Segundo as investigações, ela negociava a compra de terras e cobrava valores por serviço de georreferenciamento. Depois, desaparecia com o dinheiro. O advogado Bruno Trelinski, que a defende no caso, foi procurado, mas afirmou que não vai se manifestar enquanto não tiver acesso a todos os documentos do processo.
“A dona Maria Gorete fez uma doação. Ela esteve uma vez aqui no terreiro. Depois não tive mais notícias delas. Ela é uma pessoa amiga ligada ao terreiro. É frequentadora”, disse Pai Jorge ao Estadão.
Ele também afirmou que os R$ 279,5 milhões restantes seriam pagos pela ONG com recursos da venda de letras do Tesouro. “A gente tem alguns ativos que estamos negociando para poder serem pagos. Estamos aguardando o pagamento deles. Se o terreno for para leilão de novo, nós vamos entrar com os recursos.”
Pai Jorge nega ter desistido da licitação. Afirma que os Correios lhe informaram apenas que o processo seria cancelado devido a uma decisão de interromper a todas as vendas de imóveis da estatal. Também diz não saber que o cheque feito por Maria Gorette não tinha fundos.

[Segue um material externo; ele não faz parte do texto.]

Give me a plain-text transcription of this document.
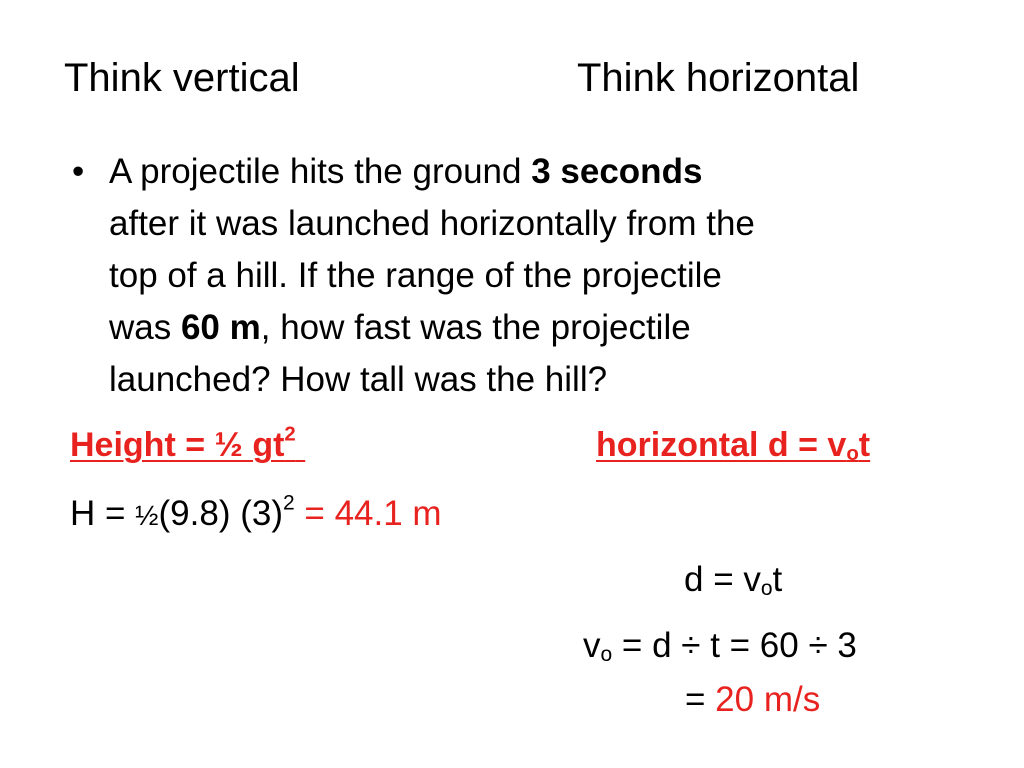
Think vertical	Think horizontal
• A projectile hits the ground 3 seconds
after it was launched horizontally from the
top of a hill. If the range of the projectile
was 60 m, how fast was the projectile
launched? How tall was the hill?
Height = ½ $gt^2$	horizontal $d = v_ot$
H = ½(9.8) $(3)^2 = 44.1$ m
$d = v_ot$
$v_o = d \div t = 60 \div 3$
= 20 m/s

“Nunca nos foi dada nenhuma posição. Agora que eu estou sabendo dessa situação. Não me disseram nada, só que era ordem superior. Eles só disseram que estava cancelada e que, se fossem reabrir, falariam comigo.”
Os Correios informaram que farão uma nova licitação e ressaltaram que o pagamento por meio de cheque era permitido pelas regras do edital. “A Diretoria Executiva acatou sua suspensão, incluindo diligências para averiguação de compliance e riscos em relação ao arrematante. O certame está em processo de anulação”, diz a estatal.